After President Eisenhower was inaugurated, Harry and Bess drove home to
Missouri by themselves. There was no Secret Service agents following them. When
they forgot to fill the gas tank they had to hitch rides for a thousand miles.
Most people were happy to help the ex-President and his wife with rides. Except
for Japanese drivers.
Harry was offered corporate positions at large salaries but he declined. One
declination went like this: "You don't want me. You want the office of the
President and that doesn't belong to me. It belongs to the American people. And
you don't have enough money in your corporation to hire every one of them. Even
if you did, then who would collect the trash?"

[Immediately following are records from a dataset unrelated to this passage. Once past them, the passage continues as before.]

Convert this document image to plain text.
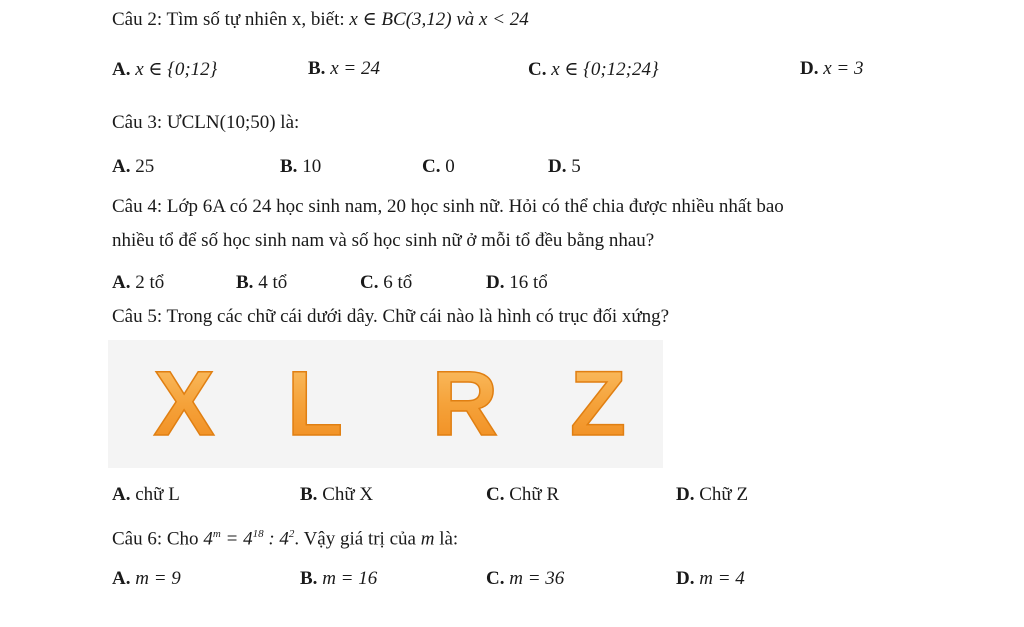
Câu 2: Tìm số tự nhiên x, biết: x ∈ BC(3,12) và x < 24
A. x ∈ {0;12}	B. x = 24	C. x ∈ {0;12;24}	D. x = 3
Câu 3: ƯCLN(10;50) là:
A. 25	B. 10	C. 0	D. 5
Câu 4: Lớp 6A có 24 học sinh nam, 20 học sinh nữ. Hỏi có thể chia được nhiều nhất bao
nhiều tổ để số học sinh nam và số học sinh nữ ở mỗi tổ đều bằng nhau?
A. 2 tổ	B. 4 tổ	C. 6 tổ	D. 16 tổ
Câu 5: Trong các chữ cái dưới dây. Chữ cái nào là hình có trục đối xứng?
X L R Z
A. chữ L	B. Chữ X	C. Chữ R	D. Chữ Z
Câu 6: Cho $4^m = 4^{18}$ : $4^2$. Vậy giá trị của m là:
A. m = 9	B. m = 16	C. m = 36	D. m = 4
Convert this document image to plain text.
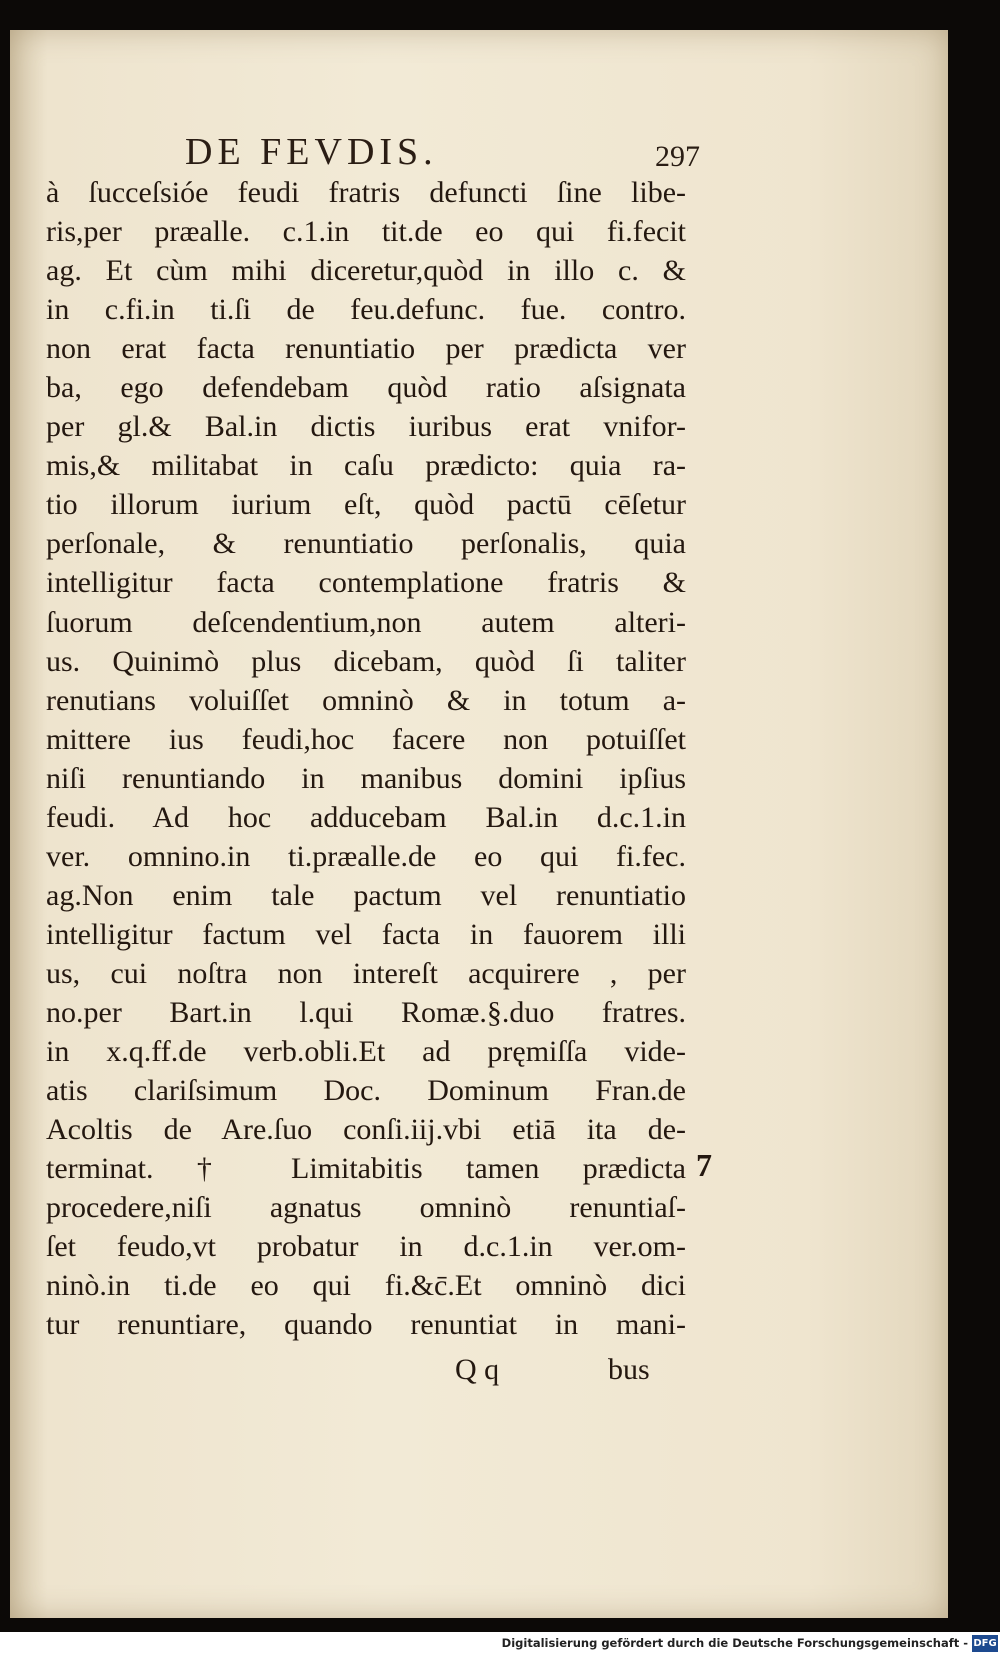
DE FEVDIS.	297
à ſucceſsióe feudi fratris defuncti ſine libe-
ris,per præalle. c.1.in tit.de eo qui fi.fecit
ag. Et cùm mihi diceretur,quòd in illo c. &
in c.fi.in ti.ſi de feu.defunc. fue. contro.
non erat facta renuntiatio per prædicta ver
ba, ego defendebam quòd ratio aſsignata
per gl.& Bal.in dictis iuribus erat vnifor-
mis,& militabat in caſu prædicto: quia ra-
tio illorum iurium eſt, quòd pactū cēſetur
perſonale, & renuntiatio perſonalis, quia
intelligitur facta contemplatione fratris &
ſuorum deſcendentium,non autem alteri-
us. Quinimò plus dicebam, quòd ſi taliter
renutians voluiſſet omninò & in totum a-
mittere ius feudi,hoc facere non potuiſſet
niſi renuntiando in manibus domini ipſius
feudi. Ad hoc adducebam Bal.in d.c.1.in
ver. omnino.in ti.præalle.de eo qui fi.fec.
ag.Non enim tale pactum vel renuntiatio
intelligitur factum vel facta in fauorem illi
us, cui noſtra non intereſt acquirere , per
no.per Bart.in l.qui Romæ.§.duo fratres.
in x.q.ff.de verb.obli.Et ad pręmiſſa vide-
atis clariſsimum Doc. Dominum Fran.de
Acoltis de Are.ſuo conſi.iij.vbi etiā ita de-
terminat. † Limitabitis tamen prædicta
procedere,niſi agnatus omninò renuntiaſ-
ſet feudo,vt probatur in d.c.1.in ver.om-
ninò.in ti.de eo qui fi.&c̄.Et omninò dici
tur renuntiare, quando renuntiat in mani-
7
Q q	bus
Digitalisierung gefördert durch die Deutsche Forschungsgemeinschaft - DFG
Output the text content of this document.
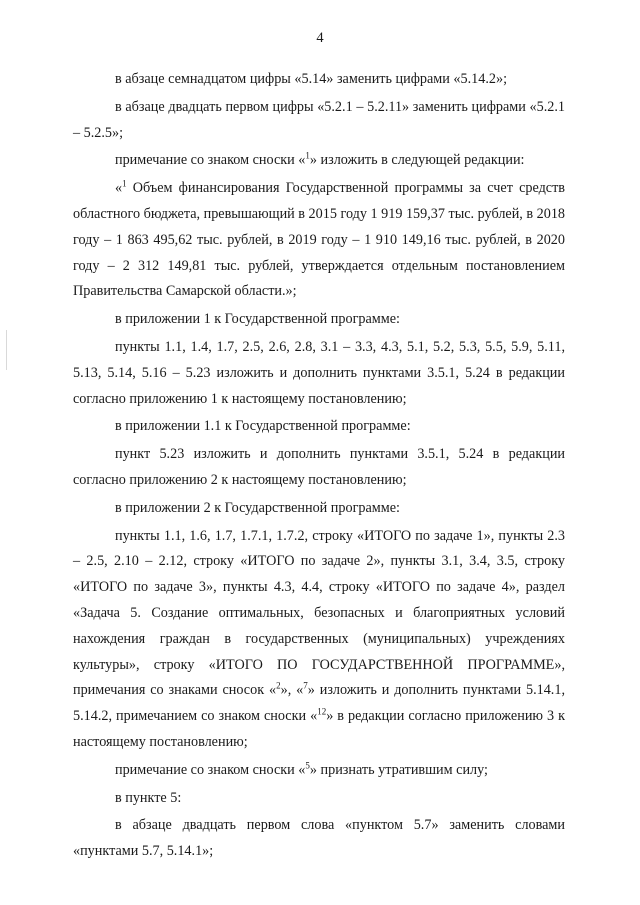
4

в абзаце семнадцатом цифры «5.14» заменить цифрами «5.14.2»;

в абзаце двадцать первом цифры «5.2.1 – 5.2.11» заменить цифрами «5.2.1 – 5.2.5»;

примечание со знаком сноски «$^1$» изложить в следующей редакции:

«$^1$ Объем финансирования Государственной программы за счет средств областного бюджета, превышающий в 2015 году 1 919 159,37 тыс. рублей, в 2018 году – 1 863 495,62 тыс. рублей, в 2019 году – 1 910 149,16 тыс. рублей, в 2020 году – 2 312 149,81 тыс. рублей, утверждается отдельным постановлением Правительства Самарской области.»;

в приложении 1 к Государственной программе:

пункты 1.1, 1.4, 1.7, 2.5, 2.6, 2.8, 3.1 – 3.3, 4.3, 5.1, 5.2, 5.3, 5.5, 5.9, 5.11, 5.13, 5.14, 5.16 – 5.23 изложить и дополнить пунктами 3.5.1, 5.24 в редакции согласно приложению 1 к настоящему постановлению;

в приложении 1.1 к Государственной программе:

пункт 5.23 изложить и дополнить пунктами 3.5.1, 5.24 в редакции согласно приложению 2 к настоящему постановлению;

в приложении 2 к Государственной программе:

пункты 1.1, 1.6, 1.7, 1.7.1, 1.7.2, строку «ИТОГО по задаче 1», пункты 2.3 – 2.5, 2.10 – 2.12, строку «ИТОГО по задаче 2», пункты 3.1, 3.4, 3.5, строку «ИТОГО по задаче 3», пункты 4.3, 4.4, строку «ИТОГО по задаче 4», раздел «Задача 5. Создание оптимальных, безопасных и благоприятных условий нахождения граждан в государственных (муниципальных) учреждениях культуры», строку «ИТОГО ПО ГОСУДАРСТВЕННОЙ ПРОГРАММЕ», примечания со знаками сносок «$^2$», «$^7$» изложить и дополнить пунктами 5.14.1, 5.14.2, примечанием со знаком сноски «$^{12}$» в редакции согласно приложению 3 к настоящему постановлению;

примечание со знаком сноски «$^5$» признать утратившим силу;

в пункте 5:

в абзаце двадцать первом слова «пунктом 5.7» заменить словами «пунктами 5.7, 5.14.1»;
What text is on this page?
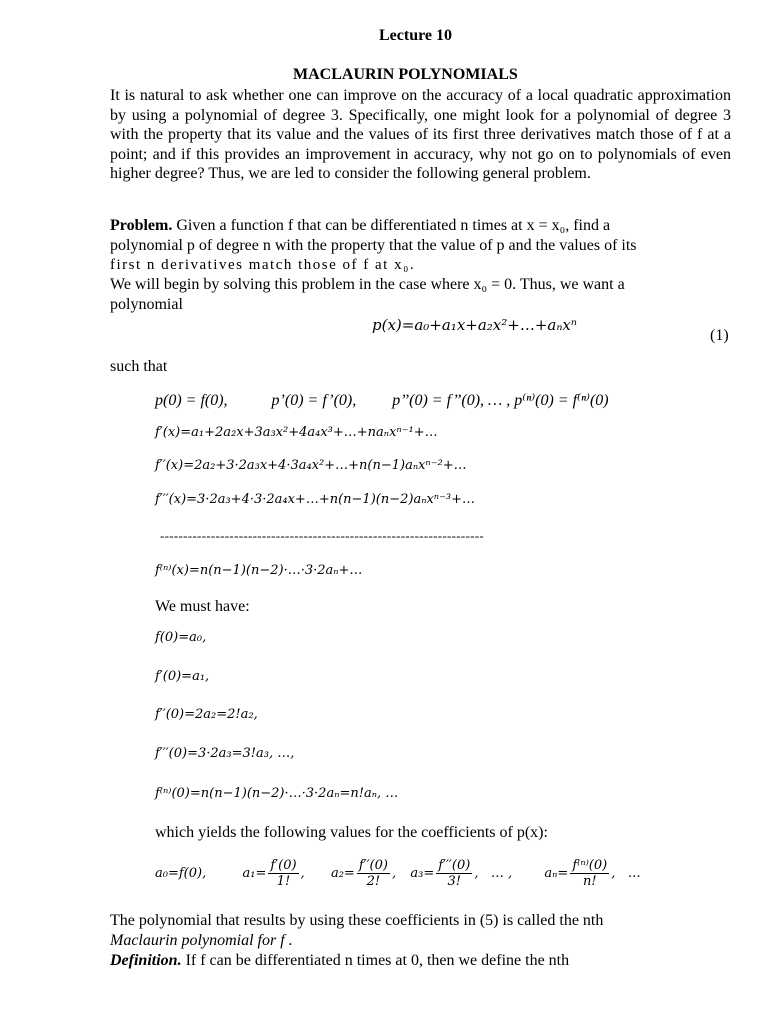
Lecture 10
MACLAURIN POLYNOMIALS
It is natural to ask whether one can improve on the accuracy of a local quadratic approximation by using a polynomial of degree 3. Specifically, one might look for a polynomial of degree 3 with the property that its value and the values of its first three derivatives match those of f at a point; and if this provides an improvement in accuracy, why not go on to polynomials of even higher degree? Thus, we are led to consider the following general problem.
Problem. Given a function f that can be differentiated n times at x = x₀, find a
polynomial p of degree n with the property that the value of p and the values of its
first n derivatives match those of f at x₀.
We will begin by solving this problem in the case where x₀ = 0. Thus, we want a
polynomial
p(x)=a₀+a₁x+a₂x²+…+aₙxⁿ
(1)
such that
p(0) = f(0),           p’(0) = f’(0),         p’’(0) = f’’(0), … , p⁽ⁿ⁾(0) = f⁽ⁿ⁾(0)
f′(x)=a₁+2a₂x+3a₃x²+4a₄x³+…+naₙxⁿ⁻¹+…
f′′(x)=2a₂+3·2a₃x+4·3a₄x²+…+n(n−1)aₙxⁿ⁻²+…
f′′′(x)=3·2a₃+4·3·2a₄x+…+n(n−1)(n−2)aₙxⁿ⁻³+…
----------------------------------------------------------------------
f⁽ⁿ⁾(x)=n(n−1)(n−2)·…·3·2aₙ+…
We must have:
f(0)=a₀,
f′(0)=a₁,
f′′(0)=2a₂=2!a₂,
f′′′(0)=3·2a₃=3!a₃, …,
f⁽ⁿ⁾(0)=n(n−1)(n−2)·…·3·2aₙ=n!aₙ, …
which yields the following values for the coefficients of p(x):
a₀=f(0),	$a_1= \frac{f'(0)}{1!}$ ,  $a_2= \frac{f''(0)}{2!}$ ,  $a_3= \frac{f'''(0)}{3!}$ ,   … , $a_n= \frac{\text{f⁽ⁿ⁾(0)}}{n!}$ ,   …
The polynomial that results by using these coefficients in (5) is called the nth
Maclaurin polynomial for f .
Definition. If f can be differentiated n times at 0, then we define the nth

When the Trumans got to their house, a modest home bequeathed to Bess by her
mother, Harry immediately inquired about getting into his mother's will. Bess,
meanwhile, inquired about getting into her father's will. But her father's will
was weak and he died penniless, having spent his last few dollars on a lawyer
who was writing Harry's mother's will. But when Harry's mother died and left him
a million dollars, he gave it all to a local charity for lost children, none of
who were ever found.
In 1971, Harry turned 87. Congress was going to award him the Medal of Honor
but he refused to accept it, writing, "I don't consider that I have done
anything which should be the reason for any award, Congressional or otherwise.
And let's not bring up that big bomb again, all right?"
In his autobiography, which he published himself by handwriting each copy, Harry
wrote: "My choices in early life were either to be a piano player in a whore
house or a politician. And to tell you the truth, there's hardly a difference,
exceptin' I ain't never met a whore could play the piano worth a plug nickel."